Колька слушал, Колька видел.
— У всего есть прошлое, — повторял отец. — Понимаешь, сынок?
— И у зла, папка?
Киномеханик смотрел на мальчика с грустью и одобрением: понимает, понимает...
— И у зла, сынок, у беды. Тёмные, глубокие корни.
***
— Налево давай, — распорядился с плеч Колька.
Он хлопнул себя по лбу и глянул на пальцы: кровь, с самого парка пил-попивал носатый. Комары докучали лишь ему — на Коляду садилась разве что дорожная пыль.
Тучная женщина поднялась по металлической лестнице в продуктовый «Салют», напротив которого ютились покосившиеся теплицы. В верхушках тополей проплыл далёкий церковный крест. Берёзы и лиственницы росли прямо посреди асфальта, игнорируя ориентиры низкой чугунной оградки. Возле дома, в котором ещё недавно жили райкомовские работники, стоял синий ларёк; окошко закрывал квадратный, в пятнах гнили лист фанеры.
За ларьком ржавел микролитражный «Запорожец», воздухоприёмные отверстия, так называемые жабры, были залеплены землёй, будто кто-то задушил автомобиль, перекрыв доступ воздуха в моторный отсек. Колька глянул на «жужика» с сочувствием, он помнил его по фильмам «Сыщик» и «Пока не грянет гром». Ну и, конечно, по мультфильму «Ну, погоди!», в пятом выпуске которого зелёный «малыш» едва не сбил кашляющего от сигарет волка.
Мальчик потёр искусанное комарами лицо и снова вцепился в уши краснофлотца.
Разбитая дорога, глубокие лужи, которые Коляда обходил в последний момент, а иногда и не замечал. Серая панельная коробка с пожарной лестницей и зелёными подъездными дверями. Гастроном. Бюст Ленина на площади. Пустота дворов, сетчатые и деревянные заборы. Когда всё это осталось позади — было, не было — они вышли к кинотеатру...
— Погодь, отпусти, дай слезу, — сказал Колька, и краснофлотец остановился, разжал холодные пальцы. Стоит истуканом, и поди пойми, устал или нет.
— Знаешь, что это? — спрыгнув на траву, спросил мальчик. — Помнишь?

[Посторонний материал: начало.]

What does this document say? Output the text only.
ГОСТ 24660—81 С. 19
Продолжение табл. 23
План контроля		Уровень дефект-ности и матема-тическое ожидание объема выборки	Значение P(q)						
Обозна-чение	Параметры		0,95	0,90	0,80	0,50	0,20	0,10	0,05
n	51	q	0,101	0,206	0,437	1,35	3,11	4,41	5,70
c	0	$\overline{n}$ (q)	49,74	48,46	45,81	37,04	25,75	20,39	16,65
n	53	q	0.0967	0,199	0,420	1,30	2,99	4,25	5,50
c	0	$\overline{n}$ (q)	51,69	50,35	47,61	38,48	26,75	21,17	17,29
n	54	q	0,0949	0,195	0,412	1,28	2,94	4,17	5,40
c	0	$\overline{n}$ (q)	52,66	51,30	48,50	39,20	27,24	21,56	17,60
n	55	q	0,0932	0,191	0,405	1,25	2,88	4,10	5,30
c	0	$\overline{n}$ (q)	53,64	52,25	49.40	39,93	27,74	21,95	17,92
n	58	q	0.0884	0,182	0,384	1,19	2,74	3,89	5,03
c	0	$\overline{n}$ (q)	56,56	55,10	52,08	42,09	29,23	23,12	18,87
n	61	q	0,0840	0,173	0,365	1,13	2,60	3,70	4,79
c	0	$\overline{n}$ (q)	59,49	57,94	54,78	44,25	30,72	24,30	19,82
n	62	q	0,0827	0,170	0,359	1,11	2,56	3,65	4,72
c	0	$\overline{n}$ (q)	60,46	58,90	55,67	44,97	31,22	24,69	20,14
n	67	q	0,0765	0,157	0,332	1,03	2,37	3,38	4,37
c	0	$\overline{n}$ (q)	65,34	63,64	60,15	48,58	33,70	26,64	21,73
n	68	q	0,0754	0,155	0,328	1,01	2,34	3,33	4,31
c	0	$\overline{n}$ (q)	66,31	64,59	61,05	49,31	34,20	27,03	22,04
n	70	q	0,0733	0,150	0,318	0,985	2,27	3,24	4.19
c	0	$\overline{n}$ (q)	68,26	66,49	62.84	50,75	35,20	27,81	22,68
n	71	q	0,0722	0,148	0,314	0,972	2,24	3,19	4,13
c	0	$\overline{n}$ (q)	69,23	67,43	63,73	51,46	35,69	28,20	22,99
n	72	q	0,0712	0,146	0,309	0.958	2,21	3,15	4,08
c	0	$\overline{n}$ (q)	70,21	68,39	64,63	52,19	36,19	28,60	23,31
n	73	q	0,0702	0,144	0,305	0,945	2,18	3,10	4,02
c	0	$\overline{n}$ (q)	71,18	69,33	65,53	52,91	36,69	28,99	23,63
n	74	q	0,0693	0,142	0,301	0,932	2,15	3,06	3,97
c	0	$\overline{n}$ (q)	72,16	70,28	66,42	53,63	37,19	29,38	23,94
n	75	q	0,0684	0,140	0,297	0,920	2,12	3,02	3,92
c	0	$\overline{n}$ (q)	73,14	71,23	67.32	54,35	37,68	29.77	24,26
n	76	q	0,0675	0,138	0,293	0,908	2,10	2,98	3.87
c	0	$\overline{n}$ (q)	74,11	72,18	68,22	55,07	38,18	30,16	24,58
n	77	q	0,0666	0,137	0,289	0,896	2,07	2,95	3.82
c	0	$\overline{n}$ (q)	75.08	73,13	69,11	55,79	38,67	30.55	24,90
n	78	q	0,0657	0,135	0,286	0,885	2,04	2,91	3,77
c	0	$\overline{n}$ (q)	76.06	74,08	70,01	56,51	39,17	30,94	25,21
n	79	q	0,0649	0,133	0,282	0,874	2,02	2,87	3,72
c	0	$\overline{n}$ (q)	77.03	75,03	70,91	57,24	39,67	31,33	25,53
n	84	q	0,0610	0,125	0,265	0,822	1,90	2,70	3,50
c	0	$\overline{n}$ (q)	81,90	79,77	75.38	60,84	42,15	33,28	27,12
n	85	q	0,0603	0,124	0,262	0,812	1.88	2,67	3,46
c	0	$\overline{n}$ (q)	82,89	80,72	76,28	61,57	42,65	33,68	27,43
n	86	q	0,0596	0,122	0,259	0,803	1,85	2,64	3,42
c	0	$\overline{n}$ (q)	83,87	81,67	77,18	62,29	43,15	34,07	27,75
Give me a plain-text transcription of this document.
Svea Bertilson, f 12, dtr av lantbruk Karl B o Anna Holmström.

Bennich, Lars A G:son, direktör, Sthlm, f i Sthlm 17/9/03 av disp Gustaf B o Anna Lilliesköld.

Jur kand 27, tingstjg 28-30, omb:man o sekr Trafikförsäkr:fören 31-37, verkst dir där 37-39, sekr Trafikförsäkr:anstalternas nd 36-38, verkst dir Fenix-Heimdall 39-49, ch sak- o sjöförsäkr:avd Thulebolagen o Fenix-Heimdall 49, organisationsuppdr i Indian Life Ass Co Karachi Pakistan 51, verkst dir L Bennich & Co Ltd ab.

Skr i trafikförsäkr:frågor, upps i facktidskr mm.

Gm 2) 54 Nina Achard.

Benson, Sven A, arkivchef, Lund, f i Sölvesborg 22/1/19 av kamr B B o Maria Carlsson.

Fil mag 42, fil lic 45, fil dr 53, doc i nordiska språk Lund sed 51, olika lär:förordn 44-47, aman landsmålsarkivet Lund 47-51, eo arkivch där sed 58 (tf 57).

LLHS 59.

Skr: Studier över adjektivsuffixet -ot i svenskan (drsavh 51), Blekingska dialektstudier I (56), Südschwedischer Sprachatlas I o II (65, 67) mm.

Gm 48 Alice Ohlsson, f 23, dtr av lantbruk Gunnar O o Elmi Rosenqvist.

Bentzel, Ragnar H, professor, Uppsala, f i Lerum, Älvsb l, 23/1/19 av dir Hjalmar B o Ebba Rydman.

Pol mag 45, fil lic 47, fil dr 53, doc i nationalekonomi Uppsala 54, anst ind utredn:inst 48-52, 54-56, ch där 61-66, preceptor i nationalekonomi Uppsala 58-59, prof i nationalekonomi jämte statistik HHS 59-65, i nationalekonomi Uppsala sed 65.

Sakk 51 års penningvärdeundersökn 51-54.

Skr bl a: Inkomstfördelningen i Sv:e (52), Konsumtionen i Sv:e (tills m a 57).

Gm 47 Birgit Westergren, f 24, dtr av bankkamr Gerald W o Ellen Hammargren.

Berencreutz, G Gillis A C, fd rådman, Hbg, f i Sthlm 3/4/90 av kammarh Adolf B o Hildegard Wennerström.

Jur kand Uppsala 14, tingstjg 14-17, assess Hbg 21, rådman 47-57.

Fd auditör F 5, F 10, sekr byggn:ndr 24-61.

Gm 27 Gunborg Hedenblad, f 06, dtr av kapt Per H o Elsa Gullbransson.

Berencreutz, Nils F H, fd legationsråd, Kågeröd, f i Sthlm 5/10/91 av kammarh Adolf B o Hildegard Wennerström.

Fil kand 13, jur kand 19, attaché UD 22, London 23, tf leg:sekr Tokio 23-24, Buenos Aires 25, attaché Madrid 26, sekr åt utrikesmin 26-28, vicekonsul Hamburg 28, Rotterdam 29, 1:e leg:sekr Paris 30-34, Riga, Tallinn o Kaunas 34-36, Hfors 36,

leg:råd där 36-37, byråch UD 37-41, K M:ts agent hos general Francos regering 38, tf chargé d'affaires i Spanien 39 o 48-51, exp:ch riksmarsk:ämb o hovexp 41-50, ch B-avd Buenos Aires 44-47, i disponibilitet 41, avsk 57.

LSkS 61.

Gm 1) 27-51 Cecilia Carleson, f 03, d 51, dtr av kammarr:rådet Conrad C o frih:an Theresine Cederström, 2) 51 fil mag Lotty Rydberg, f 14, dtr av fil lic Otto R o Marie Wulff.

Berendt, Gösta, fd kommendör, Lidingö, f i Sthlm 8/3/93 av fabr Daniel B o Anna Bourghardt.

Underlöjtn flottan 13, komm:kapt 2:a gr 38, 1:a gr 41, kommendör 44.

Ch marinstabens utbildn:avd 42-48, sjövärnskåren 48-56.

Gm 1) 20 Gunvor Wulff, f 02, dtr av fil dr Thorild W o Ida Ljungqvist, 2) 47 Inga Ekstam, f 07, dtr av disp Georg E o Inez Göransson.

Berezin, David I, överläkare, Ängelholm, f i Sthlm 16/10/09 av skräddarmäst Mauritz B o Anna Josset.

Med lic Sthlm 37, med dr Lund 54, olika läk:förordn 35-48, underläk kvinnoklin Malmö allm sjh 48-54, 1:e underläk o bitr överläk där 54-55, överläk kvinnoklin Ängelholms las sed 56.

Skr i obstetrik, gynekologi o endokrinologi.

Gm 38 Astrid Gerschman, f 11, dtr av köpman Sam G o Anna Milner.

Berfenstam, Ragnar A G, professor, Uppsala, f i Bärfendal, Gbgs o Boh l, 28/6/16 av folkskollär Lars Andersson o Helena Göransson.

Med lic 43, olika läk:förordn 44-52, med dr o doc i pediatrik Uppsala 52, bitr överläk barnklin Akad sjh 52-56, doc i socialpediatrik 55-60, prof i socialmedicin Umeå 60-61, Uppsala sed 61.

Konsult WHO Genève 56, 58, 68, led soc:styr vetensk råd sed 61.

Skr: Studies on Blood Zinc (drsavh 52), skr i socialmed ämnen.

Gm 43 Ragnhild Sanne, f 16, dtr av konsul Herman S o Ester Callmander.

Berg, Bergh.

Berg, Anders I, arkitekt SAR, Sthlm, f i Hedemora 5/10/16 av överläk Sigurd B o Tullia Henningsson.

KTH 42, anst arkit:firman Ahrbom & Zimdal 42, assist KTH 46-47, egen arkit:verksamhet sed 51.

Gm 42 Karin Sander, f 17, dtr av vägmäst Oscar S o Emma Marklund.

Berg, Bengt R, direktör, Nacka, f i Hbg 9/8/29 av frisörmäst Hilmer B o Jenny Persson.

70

Коляда посмотрел на здание «Факела», грязно-серое, грязно-розовое. Пустой взгляд, пустое лицо. Бездумность висела между кинотеатром и глазами мёртвого киногероя, как провод между деревянными Л-образными столбами.
— Дом? — сказал краснофлотец, и у мальчика отчего-то стало знобко на сердце. Он подумал о доме, как о месте, где ждала семья, — не как о здании.
— Почему дом? — спросил Колька. Ноги затекли, но он не спешил их растирать — вглядывался в лицо мертвеца.
Коляда посмотрел на мальчика. Как всегда безразлично, отсутствующе.
— Мы шли домой.
— И всё? Ты ничего не помнишь?
Матрос не ответил. Воспоминаний не осталось: ни о прописанной в сценарии службе в Черноморском флоте, ни о сражении с врагом на подступах к Одессе, ни о гибели в бою. Ни о пробуждении в пещере под кинозалом. На экранах страны стойко справлялась со смертью сына тётя Груня, мама Жоры Коляды, которую сыграла Наталья Гундарева, а мёртвый герой с лицом Александра Бондаренко стоял напротив входа в кинотеатр «Факел», в подвале которого хранилась отпустившая его плёнка, таилось нечто древнее и злое, ставшее причиной возвращения.
— Ладно, — сказал Колька, — пошли.
Коляда ждал. Стоял под слезливой ивой в куртке Колькиного отца, накинутой поверх тельняшки и скрывающей массивную бляху поясного ремня. Ботинки и нижняя часть брюк были заляпаны рыжеватой грязью.
Мальчик тоже ждал, а потом с улыбкой покачал головой — «забыл, остолоп, с кем дело имеешь», — и стал подниматься по ступеням. Позади зазвучали тяжёлые шаги матроса.
***
Сегодня была смена Юрка. И «Говорит Москва» Григорьева и Григорьевой.
Вокруг пяти зрительских затылков расплескались световые нимбы. Кино очищало, кино протягивало зрителю кусочек победы, причастие, и звучала из динамиков молитва священной надежды:
«Мой любимый сад, весь в снегу стоит и под ветра вой о весне грустит...»
Колька утопил нос и губы в душной ткани занавеса, точно целовал полковое знамя.
«И растает снег, и пройдут дожди, и в моём саду расцветут цветы».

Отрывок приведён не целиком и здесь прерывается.